How do you end an addiction? You simply walk away from it.
How to you break free from an abusive relationship? You walk out.
Clearly, you can’t say this to someone who struggles with compulsions or co-dependence and hope for success. These energies have to be understood and let go off. Sometimes these connections, triggers, longings and fears reach back lifetimes and require inter-generational healing. Still, there comes a time when this energy loses its grip, and we simply turn our back on it. As Nisargadatta Maharaj once put it, “the fruit falls when it is ripe.”
The inner war cannot be won. One sees it, recognizes it, shrugs one’s shoulders, and walks away from it. Actually, there is no one around to walk away from this conflict.
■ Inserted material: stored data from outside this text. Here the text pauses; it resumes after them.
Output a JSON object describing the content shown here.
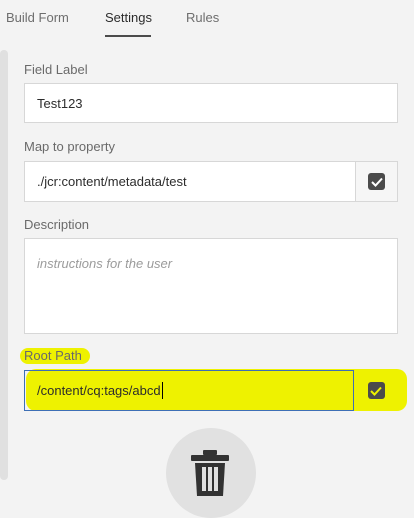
{
  "tabs": [
    {
      "label": "Build Form"
    },
    {
      "label": "Settings"
    },
    {
      "label": "Rules"
    }
  ],
  "fields": {
    "field_label": {
      "label": "Field Label",
      "value": "Test123"
    },
    "map_to_property": {
      "label": "Map to property",
      "value": "./jcr:content/metadata/test",
      "checked": true
    },
    "description": {
      "label": "Description",
      "placeholder": "instructions for the user"
    },
    "root_path": {
      "label": "Root Path",
      "value": "/content/cq:tags/abcd",
      "checked": true
    }
  },
  "icons": {
    "check": "checkmark-icon",
    "delete": "trash-icon"
  },
  "colors": {
    "highlight": "#eef200",
    "accent": "#4b4b4b"
  }
}
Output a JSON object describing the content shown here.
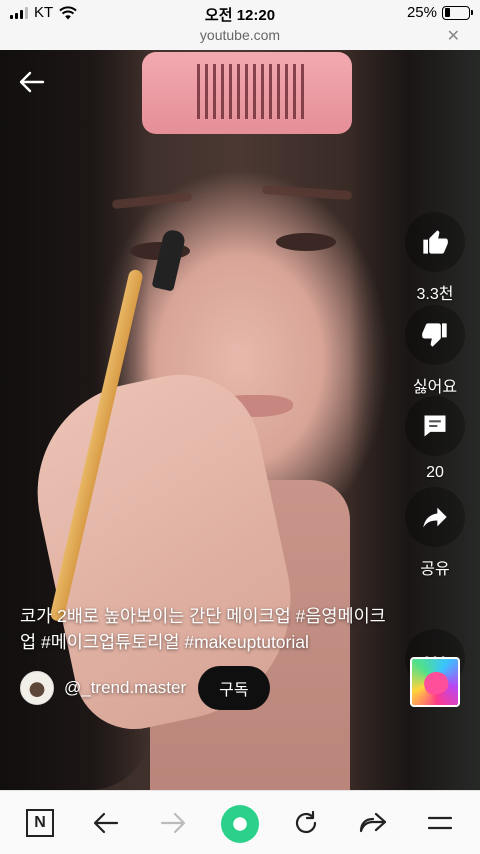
{
  "status_bar": {
    "carrier": "KT",
    "time": "오전 12:20",
    "battery_percent": "25%",
    "battery_level": 0.25
  },
  "url_bar": {
    "url": "youtube.com",
    "close_glyph": "✕"
  },
  "video": {
    "back_icon": "back-arrow-icon"
  },
  "actions": {
    "like": {
      "icon": "thumbs-up-icon",
      "label": "3.3천"
    },
    "dislike": {
      "icon": "thumbs-down-icon",
      "label": "싫어요"
    },
    "comments": {
      "icon": "comment-icon",
      "label": "20"
    },
    "share": {
      "icon": "share-icon",
      "label": "공유"
    },
    "more": {
      "icon": "more-icon"
    }
  },
  "caption": "코가 2배로 높아보이는 간단 메이크업 #음영메이크업 #메이크업튜토리얼 #makeuptutorial",
  "channel": {
    "name": "@_trend.master",
    "subscribe_label": "구독"
  },
  "toolbar": {
    "n_label": "N",
    "icons": [
      "n-icon",
      "back-icon",
      "forward-icon",
      "home-icon",
      "refresh-icon",
      "share-icon",
      "menu-icon"
    ]
  },
  "colors": {
    "subscribe_bg": "#0f0f0f",
    "home_green": "#2bd08a",
    "toolbar_bg": "#fafafa"
  }
}
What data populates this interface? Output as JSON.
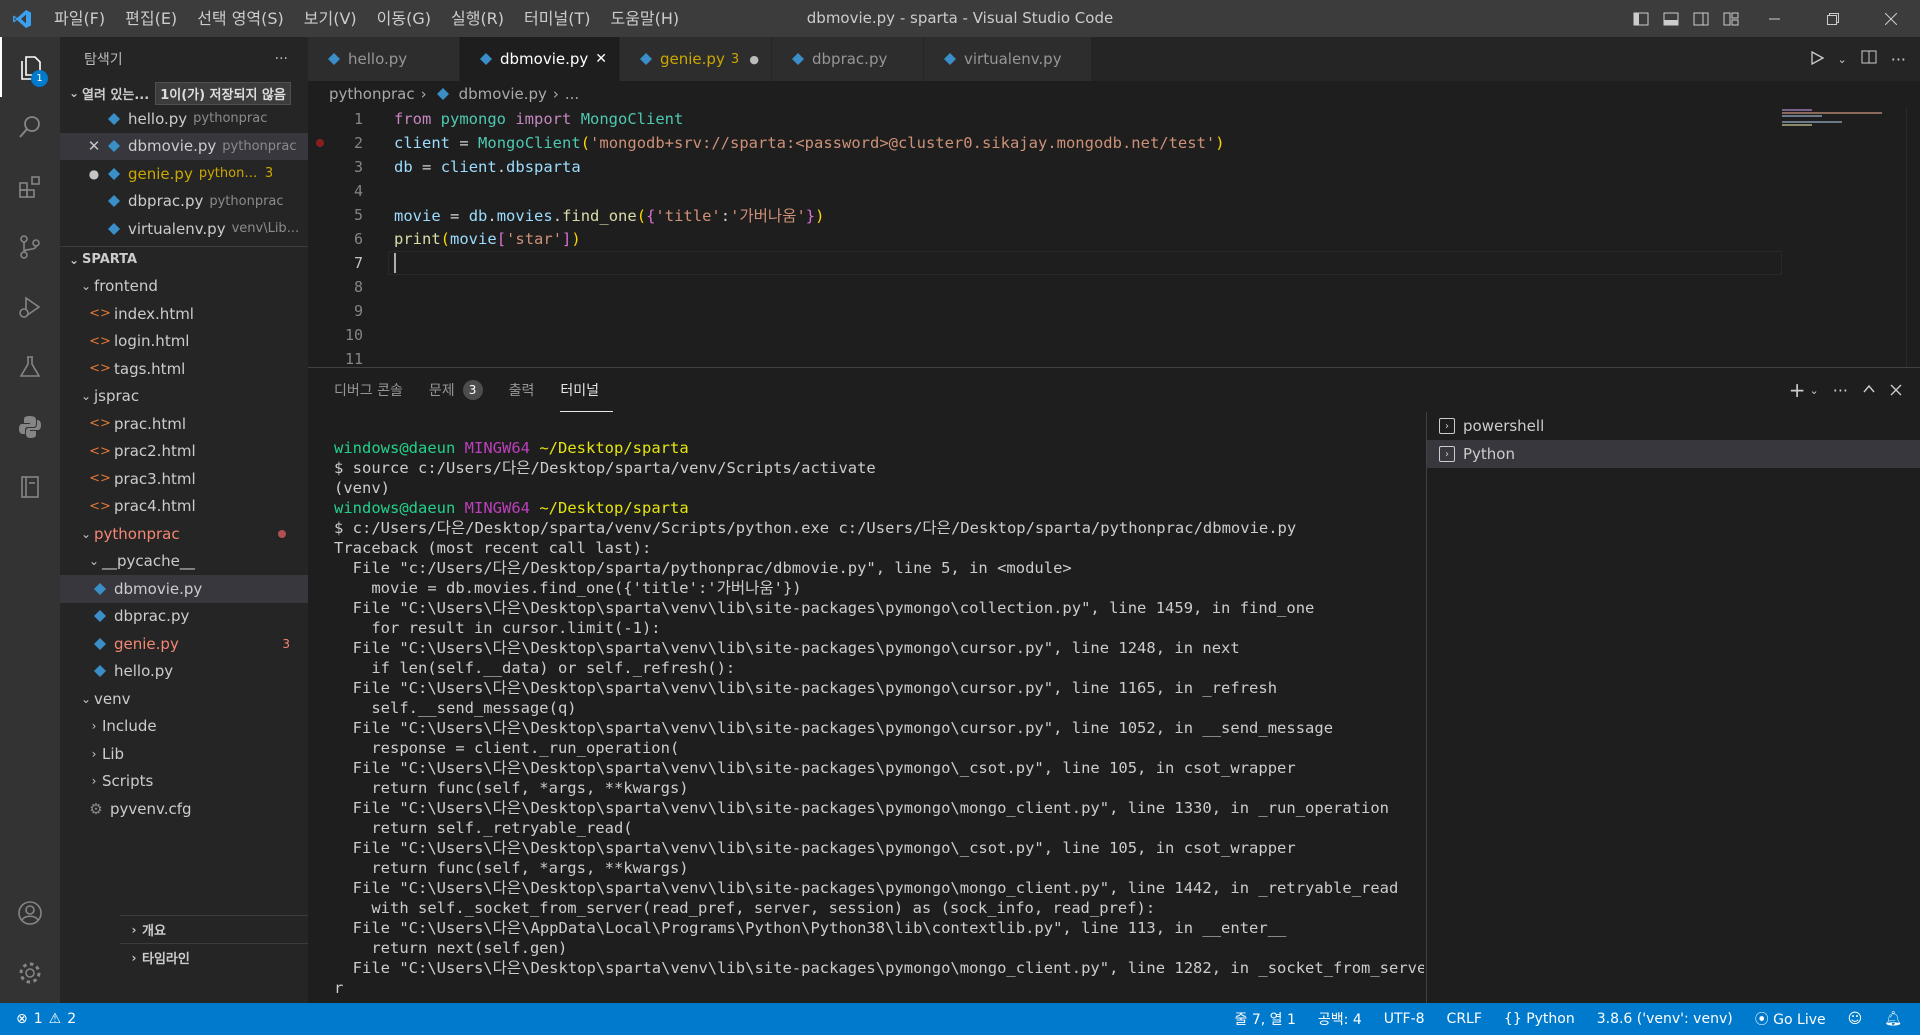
{
  "titlebar": {
    "menus": [
      "파일(F)",
      "편집(E)",
      "선택 영역(S)",
      "보기(V)",
      "이동(G)",
      "실행(R)",
      "터미널(T)",
      "도움말(H)"
    ],
    "title": "dbmovie.py - sparta - Visual Studio Code"
  },
  "activity": {
    "explorer_badge": "1"
  },
  "sidebar": {
    "header": "탐색기",
    "more": "···",
    "open_editors": {
      "label": "열려 있는...",
      "unsaved_tag": "1이(가) 저장되지 않음",
      "items": [
        {
          "name": "hello.py",
          "desc": "pythonprac"
        },
        {
          "name": "dbmovie.py",
          "desc": "pythonprac"
        },
        {
          "name": "genie.py",
          "desc": "pythonp...",
          "count": "3"
        },
        {
          "name": "dbprac.py",
          "desc": "pythonprac"
        },
        {
          "name": "virtualenv.py",
          "desc": "venv\\Lib..."
        }
      ]
    },
    "workspace": "SPARTA",
    "tree": {
      "frontend": "frontend",
      "frontend_files": [
        "index.html",
        "login.html",
        "tags.html"
      ],
      "jsprac": "jsprac",
      "jsprac_files": [
        "prac.html",
        "prac2.html",
        "prac3.html",
        "prac4.html"
      ],
      "pythonprac": "pythonprac",
      "pycache": "__pycache__",
      "pythonprac_files": [
        "dbmovie.py",
        "dbprac.py",
        "genie.py",
        "hello.py"
      ],
      "genie_count": "3",
      "venv": "venv",
      "venv_folders": [
        "Include",
        "Lib",
        "Scripts"
      ],
      "pyvenv": "pyvenv.cfg"
    },
    "outline": "개요",
    "timeline": "타임라인"
  },
  "tabs": [
    {
      "label": "hello.py"
    },
    {
      "label": "dbmovie.py",
      "close": "✕"
    },
    {
      "label": "genie.py",
      "count": "3"
    },
    {
      "label": "dbprac.py"
    },
    {
      "label": "virtualenv.py"
    }
  ],
  "breadcrumb": {
    "folder": "pythonprac",
    "file": "dbmovie.py",
    "more": "..."
  },
  "editor": {
    "line_numbers": [
      "1",
      "2",
      "3",
      "4",
      "5",
      "6",
      "7",
      "8",
      "9",
      "10",
      "11"
    ],
    "current_line": 7
  },
  "panel": {
    "tabs": [
      {
        "label": "디버그 콘솔"
      },
      {
        "label": "문제",
        "count": "3"
      },
      {
        "label": "출력"
      },
      {
        "label": "터미널"
      }
    ],
    "terminals": [
      "powershell",
      "Python"
    ],
    "output": [
      {
        "type": "prompt",
        "user": "windows@daeun",
        "env": "MINGW64",
        "path": "~/Desktop/sparta"
      },
      {
        "type": "text",
        "text": "$ source c:/Users/다은/Desktop/sparta/venv/Scripts/activate"
      },
      {
        "type": "text",
        "text": "(venv)"
      },
      {
        "type": "prompt",
        "user": "windows@daeun",
        "env": "MINGW64",
        "path": "~/Desktop/sparta"
      },
      {
        "type": "text",
        "text": "$ c:/Users/다은/Desktop/sparta/venv/Scripts/python.exe c:/Users/다은/Desktop/sparta/pythonprac/dbmovie.py"
      },
      {
        "type": "text",
        "text": "Traceback (most recent call last):"
      },
      {
        "type": "text",
        "text": "  File \"c:/Users/다은/Desktop/sparta/pythonprac/dbmovie.py\", line 5, in <module>"
      },
      {
        "type": "text",
        "text": "    movie = db.movies.find_one({'title':'가버나움'})"
      },
      {
        "type": "text",
        "text": "  File \"C:\\Users\\다은\\Desktop\\sparta\\venv\\lib\\site-packages\\pymongo\\collection.py\", line 1459, in find_one"
      },
      {
        "type": "text",
        "text": "    for result in cursor.limit(-1):"
      },
      {
        "type": "text",
        "text": "  File \"C:\\Users\\다은\\Desktop\\sparta\\venv\\lib\\site-packages\\pymongo\\cursor.py\", line 1248, in next"
      },
      {
        "type": "text",
        "text": "    if len(self.__data) or self._refresh():"
      },
      {
        "type": "text",
        "text": "  File \"C:\\Users\\다은\\Desktop\\sparta\\venv\\lib\\site-packages\\pymongo\\cursor.py\", line 1165, in _refresh"
      },
      {
        "type": "text",
        "text": "    self.__send_message(q)"
      },
      {
        "type": "text",
        "text": "  File \"C:\\Users\\다은\\Desktop\\sparta\\venv\\lib\\site-packages\\pymongo\\cursor.py\", line 1052, in __send_message"
      },
      {
        "type": "text",
        "text": "    response = client._run_operation("
      },
      {
        "type": "text",
        "text": "  File \"C:\\Users\\다은\\Desktop\\sparta\\venv\\lib\\site-packages\\pymongo\\_csot.py\", line 105, in csot_wrapper"
      },
      {
        "type": "text",
        "text": "    return func(self, *args, **kwargs)"
      },
      {
        "type": "text",
        "text": "  File \"C:\\Users\\다은\\Desktop\\sparta\\venv\\lib\\site-packages\\pymongo\\mongo_client.py\", line 1330, in _run_operation"
      },
      {
        "type": "text",
        "text": "    return self._retryable_read("
      },
      {
        "type": "text",
        "text": "  File \"C:\\Users\\다은\\Desktop\\sparta\\venv\\lib\\site-packages\\pymongo\\_csot.py\", line 105, in csot_wrapper"
      },
      {
        "type": "text",
        "text": "    return func(self, *args, **kwargs)"
      },
      {
        "type": "text",
        "text": "  File \"C:\\Users\\다은\\Desktop\\sparta\\venv\\lib\\site-packages\\pymongo\\mongo_client.py\", line 1442, in _retryable_read"
      },
      {
        "type": "text",
        "text": "    with self._socket_from_server(read_pref, server, session) as (sock_info, read_pref):"
      },
      {
        "type": "text",
        "text": "  File \"C:\\Users\\다은\\AppData\\Local\\Programs\\Python\\Python38\\lib\\contextlib.py\", line 113, in __enter__"
      },
      {
        "type": "text",
        "text": "    return next(self.gen)"
      },
      {
        "type": "text",
        "text": "  File \"C:\\Users\\다은\\Desktop\\sparta\\venv\\lib\\site-packages\\pymongo\\mongo_client.py\", line 1282, in _socket_from_serve"
      },
      {
        "type": "text",
        "text": "r"
      }
    ]
  },
  "statusbar": {
    "errors": "1",
    "warnings": "2",
    "position": "줄 7, 열 1",
    "spaces": "공백: 4",
    "encoding": "UTF-8",
    "eol": "CRLF",
    "language": "Python",
    "interpreter": "3.8.6 ('venv': venv)",
    "golive": "Go Live"
  },
  "colors": {
    "accent": "#007acc",
    "modified": "#cca700",
    "error": "#f48771"
  }
}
The purpose of the conflict is understood in the first place to recognize the entity that claimed it had a problem, but this entity does not exist. That’s when the quest is finished. All personal energies—just like the longings for some artificial escape or the presence of an abusive partner—are recognized as empty. That’s when the “I Am” energy moves in and takes over.
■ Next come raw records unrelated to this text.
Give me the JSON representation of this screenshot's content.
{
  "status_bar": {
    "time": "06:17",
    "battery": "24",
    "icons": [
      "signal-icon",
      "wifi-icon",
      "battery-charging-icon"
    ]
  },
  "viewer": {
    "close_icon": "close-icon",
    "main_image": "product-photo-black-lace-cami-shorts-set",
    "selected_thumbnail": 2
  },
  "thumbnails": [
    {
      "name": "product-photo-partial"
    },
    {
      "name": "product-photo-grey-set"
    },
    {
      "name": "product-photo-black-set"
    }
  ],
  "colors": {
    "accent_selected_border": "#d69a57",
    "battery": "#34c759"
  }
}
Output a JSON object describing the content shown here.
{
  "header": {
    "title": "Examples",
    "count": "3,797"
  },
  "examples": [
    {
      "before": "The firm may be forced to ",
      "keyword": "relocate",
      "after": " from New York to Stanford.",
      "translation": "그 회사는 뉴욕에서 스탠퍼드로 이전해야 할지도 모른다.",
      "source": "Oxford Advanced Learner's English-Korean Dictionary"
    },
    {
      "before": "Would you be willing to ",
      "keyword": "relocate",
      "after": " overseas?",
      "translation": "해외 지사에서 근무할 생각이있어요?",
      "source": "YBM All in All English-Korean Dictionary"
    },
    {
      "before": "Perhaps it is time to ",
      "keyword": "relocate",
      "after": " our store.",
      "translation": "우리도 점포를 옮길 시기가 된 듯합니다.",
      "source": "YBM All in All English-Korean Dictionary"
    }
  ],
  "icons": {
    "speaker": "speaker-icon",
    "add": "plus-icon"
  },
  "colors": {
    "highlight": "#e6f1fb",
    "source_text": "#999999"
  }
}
What to do until this final breakthrough has occurred? Enjoy the “I Am” and when the personal energies and interferences take over once again, see them for what they stand for. The realization of Jesus in the desert was depicted as an inner war when good won over evil. It’s deeper than that. Jesus saw his cravings for power to manifest bread, the ability to fly and to rule over people, and stepped away from it. That’s how the inner war is won. You recognize its non-existence. In the presence of “I Am,” there is no one around to have an inner war.
Can it really be so simple? Change may be perceived as hard, but the solution to the problem is simple in the end.